The funding was provided by Missouri-based venture development organization BioGenerator.
BioGenerator is an evergreen investor that had previously provided seed funding for Plastomics in 2017.

Jeff Staub, PhD., co-founder and Chief Scientific Officer of Plastomics, launched the company in December 2016 to further the development of the plant plastid transformation technology he co-invented which could facilitate the production of high-yielding, hardier crops essential to the food requirements of a rapidly expanding human population. Dr. Staub earned his Ph.D. at Rutgers University in Microbiology and Molecular Genetics. He subsequently held a post-doctoral position at Yale University after which he worked as a Scientific Fellow at Monsanto Company before starting Plastomics.

Fellow co-founder, Ralph Bock, Ph.D., is the current Chair of the Scientific Advisory Board for Plastomics and is also the Director at the Max Planck Institute for Molecular Plant Physiology in Pottsdam, Germany.

The company has developed a unique Chloroplast Transformation Technology (CTT) platform that involves manipulating the DNA in chloroplasts instead of in the nucleus of plant cells. This ensures that the inheritance of desirable traits is through the seed and not through plant pollen. The chloroplasts are the structure inside the cell where photosynthesis – the process by which green plants use sunlight to synthesize foods from carbon dioxide and water – takes place.

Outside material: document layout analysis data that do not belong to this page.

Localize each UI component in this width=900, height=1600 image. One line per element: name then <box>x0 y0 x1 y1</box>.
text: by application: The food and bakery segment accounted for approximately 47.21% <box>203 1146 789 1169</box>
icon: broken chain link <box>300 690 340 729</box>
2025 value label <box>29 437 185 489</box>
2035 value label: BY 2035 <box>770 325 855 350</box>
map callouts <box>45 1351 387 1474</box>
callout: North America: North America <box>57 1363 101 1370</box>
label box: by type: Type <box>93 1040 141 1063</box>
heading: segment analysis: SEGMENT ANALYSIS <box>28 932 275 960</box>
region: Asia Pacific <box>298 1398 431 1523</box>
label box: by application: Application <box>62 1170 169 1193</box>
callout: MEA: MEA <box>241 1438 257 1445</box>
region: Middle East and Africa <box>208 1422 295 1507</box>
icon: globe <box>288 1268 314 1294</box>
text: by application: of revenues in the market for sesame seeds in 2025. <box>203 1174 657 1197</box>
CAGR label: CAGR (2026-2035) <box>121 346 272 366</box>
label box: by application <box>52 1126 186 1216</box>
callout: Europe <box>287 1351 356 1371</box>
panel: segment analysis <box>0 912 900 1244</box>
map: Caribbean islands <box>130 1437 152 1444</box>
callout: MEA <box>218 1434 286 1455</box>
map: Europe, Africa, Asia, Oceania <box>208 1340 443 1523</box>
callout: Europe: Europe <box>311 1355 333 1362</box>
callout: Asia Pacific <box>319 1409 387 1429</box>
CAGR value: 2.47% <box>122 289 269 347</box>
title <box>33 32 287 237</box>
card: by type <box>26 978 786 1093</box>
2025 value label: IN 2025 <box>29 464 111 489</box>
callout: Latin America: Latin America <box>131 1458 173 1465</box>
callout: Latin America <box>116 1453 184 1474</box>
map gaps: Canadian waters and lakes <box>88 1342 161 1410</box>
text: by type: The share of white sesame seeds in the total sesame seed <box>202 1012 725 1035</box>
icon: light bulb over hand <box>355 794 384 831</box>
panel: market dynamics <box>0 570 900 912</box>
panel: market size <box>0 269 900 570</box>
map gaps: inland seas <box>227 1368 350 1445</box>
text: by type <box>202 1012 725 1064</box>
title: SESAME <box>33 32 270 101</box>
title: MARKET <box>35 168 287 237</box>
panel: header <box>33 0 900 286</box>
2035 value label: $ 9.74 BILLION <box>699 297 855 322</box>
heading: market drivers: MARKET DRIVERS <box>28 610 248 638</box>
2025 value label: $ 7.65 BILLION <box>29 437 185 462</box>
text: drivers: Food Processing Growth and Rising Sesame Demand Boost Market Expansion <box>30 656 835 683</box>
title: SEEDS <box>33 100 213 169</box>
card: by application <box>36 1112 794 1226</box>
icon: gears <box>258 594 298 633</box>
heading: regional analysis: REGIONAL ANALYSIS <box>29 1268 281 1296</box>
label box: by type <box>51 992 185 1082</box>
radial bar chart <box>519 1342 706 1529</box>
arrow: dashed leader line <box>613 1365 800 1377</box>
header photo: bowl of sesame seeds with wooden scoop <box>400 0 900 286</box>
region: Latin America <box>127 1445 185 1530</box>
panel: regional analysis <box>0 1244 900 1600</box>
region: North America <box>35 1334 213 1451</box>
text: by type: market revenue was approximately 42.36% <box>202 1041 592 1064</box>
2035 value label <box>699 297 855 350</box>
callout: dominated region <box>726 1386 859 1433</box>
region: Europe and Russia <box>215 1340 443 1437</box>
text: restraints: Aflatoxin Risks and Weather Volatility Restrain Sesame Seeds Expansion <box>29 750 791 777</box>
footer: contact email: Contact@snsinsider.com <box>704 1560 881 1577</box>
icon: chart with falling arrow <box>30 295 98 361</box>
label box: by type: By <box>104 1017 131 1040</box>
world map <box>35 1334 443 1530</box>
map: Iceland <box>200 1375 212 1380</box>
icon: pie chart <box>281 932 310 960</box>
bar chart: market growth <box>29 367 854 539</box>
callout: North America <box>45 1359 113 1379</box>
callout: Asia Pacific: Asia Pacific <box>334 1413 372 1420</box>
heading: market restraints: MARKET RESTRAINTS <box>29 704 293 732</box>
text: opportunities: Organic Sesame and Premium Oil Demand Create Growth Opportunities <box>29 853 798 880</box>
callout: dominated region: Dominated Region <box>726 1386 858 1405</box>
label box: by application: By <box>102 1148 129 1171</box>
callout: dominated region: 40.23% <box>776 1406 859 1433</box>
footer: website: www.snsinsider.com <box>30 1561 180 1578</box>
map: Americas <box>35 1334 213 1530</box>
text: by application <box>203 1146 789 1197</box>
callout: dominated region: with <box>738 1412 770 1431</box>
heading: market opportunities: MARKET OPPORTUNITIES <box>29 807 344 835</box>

The select genes for these desirable traits are typically introduced into the nuclear DNA through a complex process that takes a good deal of time to develop and test. Multiple chloroplasts exist in plant cells while there is only one nucleus; thus, CTT multiple genes can be introduced into the plant cell at a time. This approach simplifies the breeding process, reduces the time and cost of seed development, and eliminates the risks associated with introducing genetic traits through pollen – including the risk of contaminating neighboring fields. The CTT platform will enable the agriculture industry to better address the current challenges of pest resistance, herbicide resistance, water stress, climate variability and trait stacking.

“Our platform will make better, safer, and more effective crops for the future,” said Plastomics’ CEO, Sharon Berberich in a prior press release. “Once it is applied across major food crops, our technology will ultimately help solve the problem of feeding humankind.”